In mijn eigen presentatie, de eerste dag in Malmö, citeerde ik Tomasso Venturini om te duiden waar de politieke betekenis van educatie volgens mij om gaat: “not just changing the world, but giving others the chance to do so”. Misschien zit daarin een verschil tussen al dan niet democratische vormen van educatie: de school, de leerlingen en de leerstof gebruiken om de wereld te veranderen zoals de leerkracht, de beleidsmakers, de huidige generatie dat voor ogen heeft, is volgens mij niet democratisch. Jongeren voorbereiden en hun interesse wekken om, met kennis van zaken, zelf de wereld te veranderen is een heel andere benadering. Democratischer, maar natuurlijk ook onvoorspelbaarder. En misschien dat het daarom zoveel weerstand oproept bij “iedereen die de oude wereld wil laten voortduren of zelf een duidelijke voorstelling heeft van hoe een nieuwe of toekomstige wereld eruitziet – en zeker zij die de jonge generatie willen gebruiken om die oude wereld overeind te houden of die nieuwe wereld te realiseren” (Masschelein en Simons, 2012, p. 8).

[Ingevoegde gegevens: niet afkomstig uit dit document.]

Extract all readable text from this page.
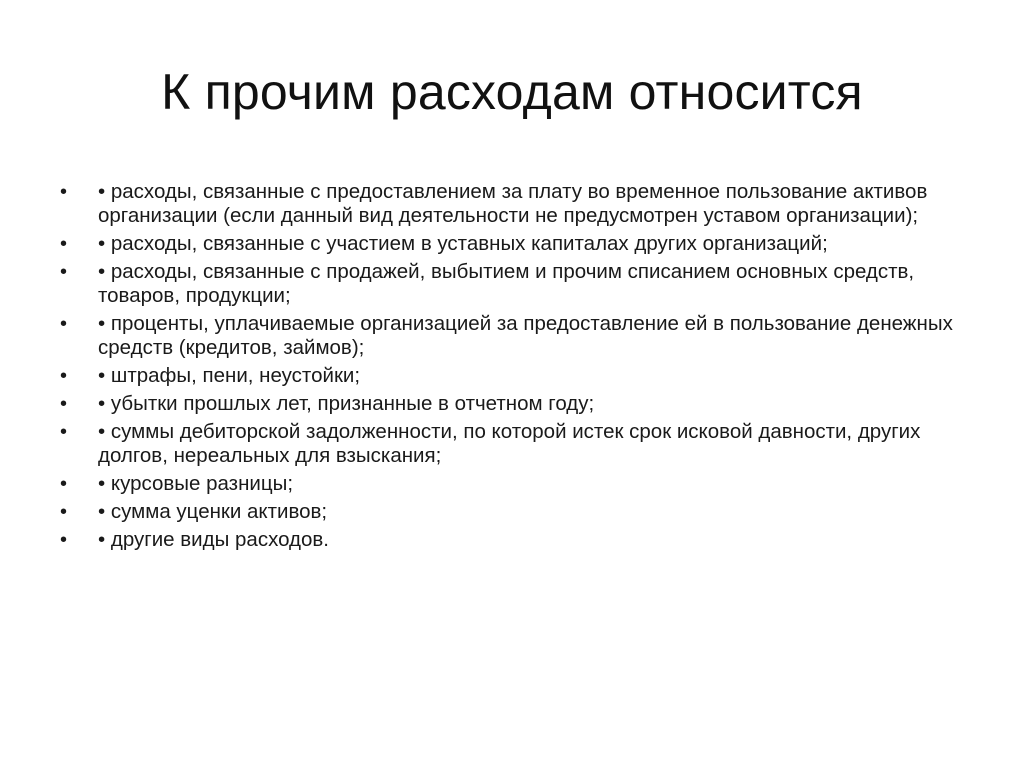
К прочим расходам относится
•	• расходы, связанные с предоставлением за плату во временное пользование активов организации (если данный вид деятельности не предусмотрен уставом организации);
•	• расходы, связанные с участием в уставных капиталах других организаций;
•	• расходы, связанные с продажей, выбытием и прочим списанием основных средств, товаров, продукции;
•	• проценты, уплачиваемые организацией за предоставление ей в пользование денежных средств (кредитов, займов);
•	• штрафы, пени, неустойки;
•	• убытки прошлых лет, признанные в отчетном году;
•	• суммы дебиторской задолженности, по которой истек срок исковой давности, других долгов, нереальных для взыскания;
•	• курсовые разницы;
•	• сумма уценки активов;
•	• другие виды расходов.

[1] Het oude Griekse woord “scholè” betekent zowel “school” als “vrije tijd”. Hiermee benadrukten de Grieken een radicale maar wezenlijke eigenschap van de school: het creëren van “vrije tijd” om aan iedereen – ongeacht afkomst, talent of begaafdheid – de tijd en de ruimte te geven om de eigen leefwereld te verlaten, boven zichzelf uit te stijgen en de wereld te vernieuwen (en dus onvoorspelbaar te veranderen).

2 opmerkingen:

  1. Ik vind jouw vraagstelling super interessant. Het is een bedenking die ik ook uit deze ervaring heb meegenomen. Masschelein inspireert mij hier ook bij. Ik heb een collega die hier zeker ook graag mee in gesprek over gaat. Dus als je hier ooit een gesprek over op zet, mail me maar. Sarah

    BeantwoordenVerwijderen
    Reacties
    1. We spelen inderdaad met plannen in die richting, Sarah. Ik hou je zeker op de hoogte!